If the team passes that hurdle it must meet other benchmarks in years three, four and five.

Nelson described the design as a large box containing three smaller boxes. The ingredients are placed in the first box and a master copy is made of the nucleic acid chain needed for the vaccine. The second box creates billions of copies of that chain. The third box prepares and packages it into individual dose units.

The second box is what GE will focus on.

A key advantage of this concept is that synthesizing the nucleic acid production is a much faster and more streamlined process than culturing it from living cells and then purifying it.

Nelson said components and processes developed during the project may have commercial and scientific applications of their own, above and beyond the project dubbed NOW (Nucleic Acids On-Demand Worldwide).

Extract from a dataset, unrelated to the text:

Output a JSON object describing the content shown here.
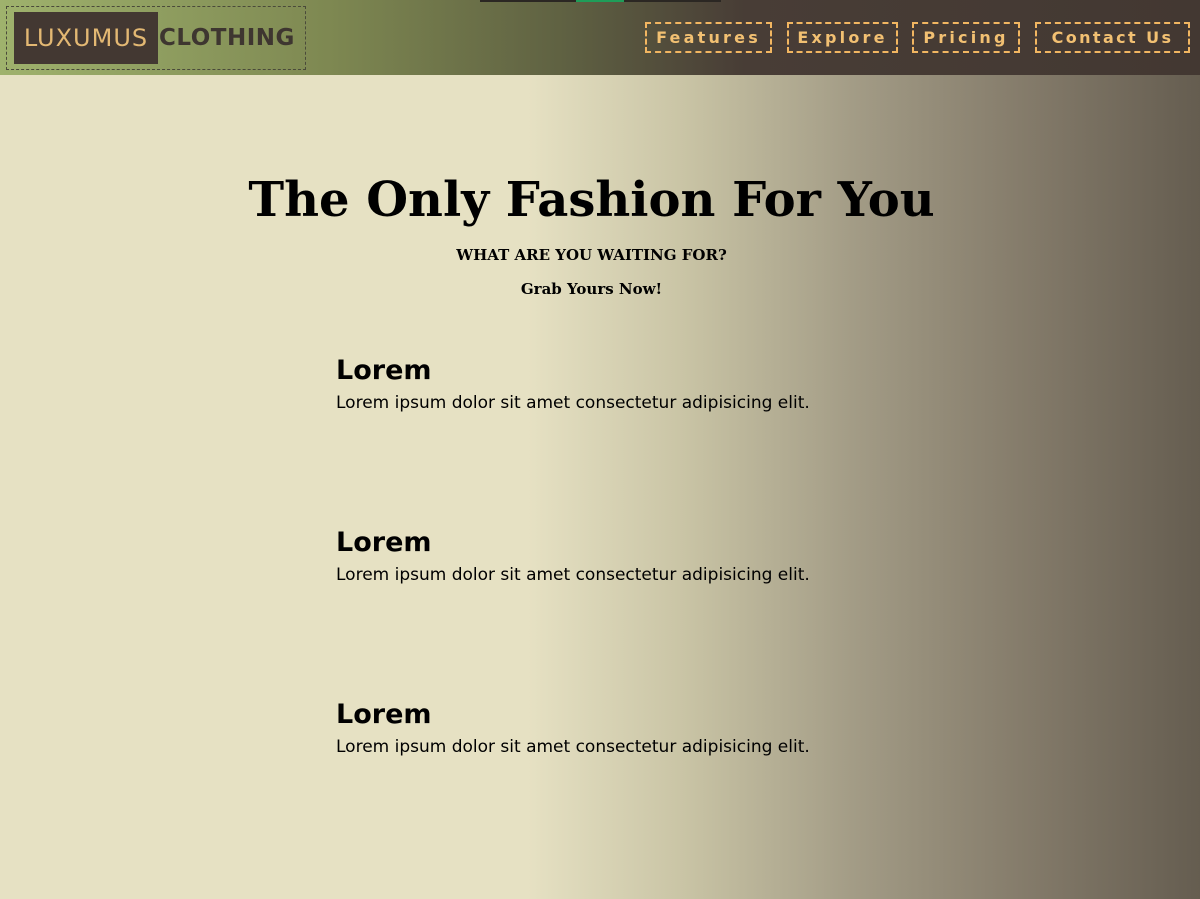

Also working on the project for GE are Weston Griffin, Erik Kvam and Brian Davis. Together with Nelson the team has expertise in chemistry, molecular biology, cell biology, fluidic handling, engineering, automation, and quality control.

Nelson, a Clifton Park resident, is a molecular biologist who has been awarded 64 patents either alone or with fellow researchers.

He tried to handicap the process and timed two patent submissions in an attempt to win the 10 millionth patent issued in the United States. He guessed the date correctly — June 19, 2018 — but they wound up being Nos. 9,999,856 and 10,000,742.